Lee Jackson's journey in the financial industry spans over 30 years, with nearly two decades as an institutional equity salesperson at Bear Stearns, Lehman Brothers, and Morgan Stanley. His career was marked by his presence on the sell side during pivotal Wall Street events, from the dot.com rise and bubble to the Long Term Capital Management debacle, 9/11, and the Great Recession of 2008. This is a testament to his resilience and adaptability in the face of market volatility.
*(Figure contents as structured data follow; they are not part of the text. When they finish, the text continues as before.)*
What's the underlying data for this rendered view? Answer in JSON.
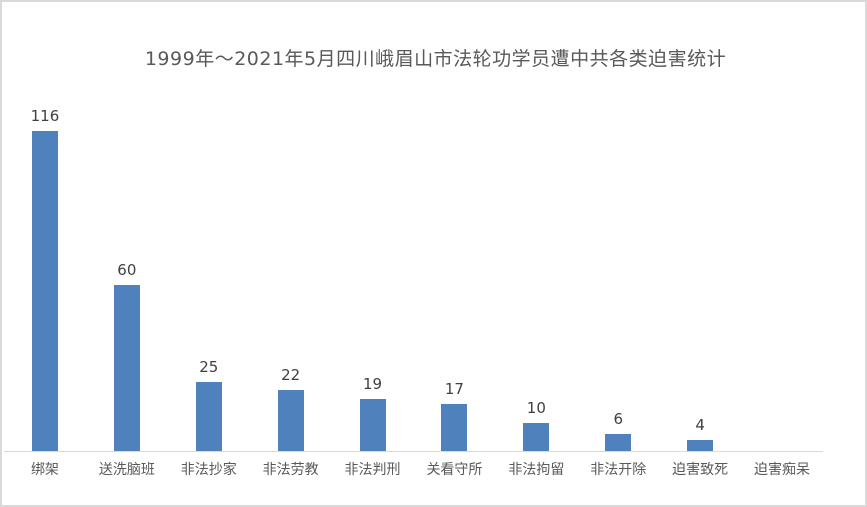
{
  "chart_data": {
    "type": "bar",
    "title": "1999年～2021年5月四川峨眉山市法轮功学员遭中共各类迫害统计",
    "categories": [
      "绑架",
      "送洗脑班",
      "非法抄家",
      "非法劳教",
      "非法判刑",
      "关看守所",
      "非法拘留",
      "非法开除",
      "迫害致死",
      "迫害痴呆"
    ],
    "values": [
      116,
      60,
      25,
      22,
      19,
      17,
      10,
      6,
      4,
      null
    ],
    "data_labels": [
      "116",
      "60",
      "25",
      "22",
      "19",
      "17",
      "10",
      "6",
      "4",
      ""
    ],
    "xlabel": "",
    "ylabel": "",
    "ylim": [
      0,
      120
    ],
    "grid": false,
    "legend": false,
    "y_axis_visible": false,
    "colors": {
      "bar": "#4f81bd",
      "title": "#595959",
      "value_label": "#404040",
      "category_label": "#595959",
      "axis_line": "#d9d9d9",
      "frame_border": "#d9d9d9",
      "background": "#ffffff"
    }
  }
}
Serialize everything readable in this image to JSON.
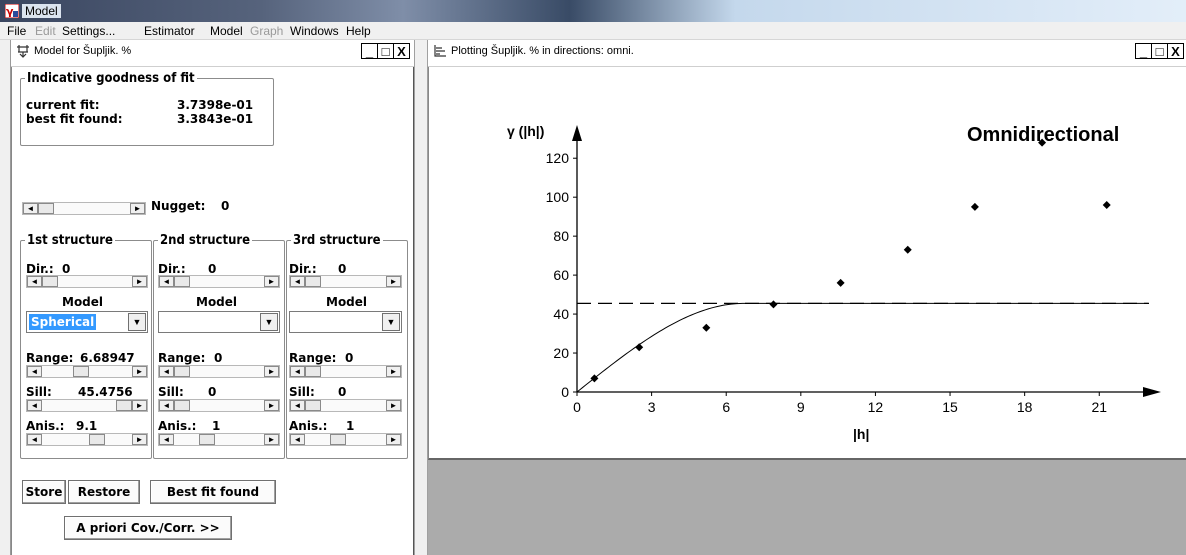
{
  "app": {
    "title": "Model",
    "icon": "variogram-app-icon"
  },
  "menu": [
    {
      "label": "File",
      "enabled": true
    },
    {
      "label": "Edit",
      "enabled": false
    },
    {
      "label": "Settings...",
      "enabled": true
    },
    {
      "label": "Estimator",
      "enabled": true
    },
    {
      "label": "Model",
      "enabled": true
    },
    {
      "label": "Graph",
      "enabled": false
    },
    {
      "label": "Windows",
      "enabled": true
    },
    {
      "label": "Help",
      "enabled": true
    }
  ],
  "model_window": {
    "title": "Model for Šupljik. %",
    "btn_min": "_",
    "btn_max": "□",
    "btn_close": "X",
    "goodness": {
      "legend": "Indicative goodness of fit",
      "current_label": "current fit:",
      "current_value": "3.7398e-01",
      "best_label": "best fit found:",
      "best_value": "3.3843e-01"
    },
    "nugget": {
      "label": "Nugget:",
      "value": "0"
    },
    "structures": [
      {
        "legend": "1st structure",
        "dir_label": "Dir.:",
        "dir_value": "0",
        "model_label": "Model",
        "model_value": "Spherical",
        "range_label": "Range:",
        "range_value": "6.68947",
        "sill_label": "Sill:",
        "sill_value": "45.4756",
        "anis_label": "Anis.:",
        "anis_value": "9.1"
      },
      {
        "legend": "2nd structure",
        "dir_label": "Dir.:",
        "dir_value": "0",
        "model_label": "Model",
        "model_value": "",
        "range_label": "Range:",
        "range_value": "0",
        "sill_label": "Sill:",
        "sill_value": "0",
        "anis_label": "Anis.:",
        "anis_value": "1"
      },
      {
        "legend": "3rd structure",
        "dir_label": "Dir.:",
        "dir_value": "0",
        "model_label": "Model",
        "model_value": "",
        "range_label": "Range:",
        "range_value": "0",
        "sill_label": "Sill:",
        "sill_value": "0",
        "anis_label": "Anis.:",
        "anis_value": "1"
      }
    ],
    "buttons": {
      "store": "Store",
      "restore": "Restore",
      "best_fit": "Best fit found",
      "a_priori": "A priori Cov./Corr. >>"
    }
  },
  "plot_window": {
    "title": "Plotting Šupljik. % in directions: omni.",
    "btn_min": "_",
    "btn_max": "□",
    "btn_close": "X"
  },
  "chart_data": {
    "type": "scatter",
    "title": "Omnidirectional",
    "xlabel": "|h|",
    "ylabel": "γ (|h|)",
    "xlim": [
      0,
      23
    ],
    "ylim": [
      0,
      135
    ],
    "xticks": [
      0,
      3,
      6,
      9,
      12,
      15,
      18,
      21
    ],
    "yticks": [
      0,
      20,
      40,
      60,
      80,
      100,
      120
    ],
    "sill_line": 45.5,
    "points": [
      {
        "x": 0.7,
        "y": 7
      },
      {
        "x": 2.5,
        "y": 23
      },
      {
        "x": 5.2,
        "y": 33
      },
      {
        "x": 7.9,
        "y": 45
      },
      {
        "x": 10.6,
        "y": 56
      },
      {
        "x": 13.3,
        "y": 73
      },
      {
        "x": 16.0,
        "y": 95
      },
      {
        "x": 18.7,
        "y": 128
      },
      {
        "x": 21.3,
        "y": 96
      }
    ],
    "model": {
      "type": "spherical",
      "nugget": 0,
      "sill": 45.4756,
      "range": 6.68947
    }
  }
}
Lee Jackson’s practical financial industry experience, acquired from a career at some of the biggest banks and brokerage firms, is complemented by a lifetime of writing on various platforms. This unique combination allows him to shed light on the intricacies and workings of Wall Street in a way that only someone with deep insider experience and knowledge can. Moreover, his extensive network across Wall Street continues to provide direct access for him and 24/7 Wall St., a privilege few firms enjoy.

Since 2012, Jackson’s work for 24/7 Wall St. has been featured in Barron’s, Yahoo Finance, MarketWatch, Business Insider, TradingView, Real Money, The Street, Seeking Alpha, Benzinga, and other media outlets. He attended the prestigious Cranbrook Schools in Bloomfield Hills, Michigan, and has a degree in broadcasting from the Specs Howard School of Media Arts.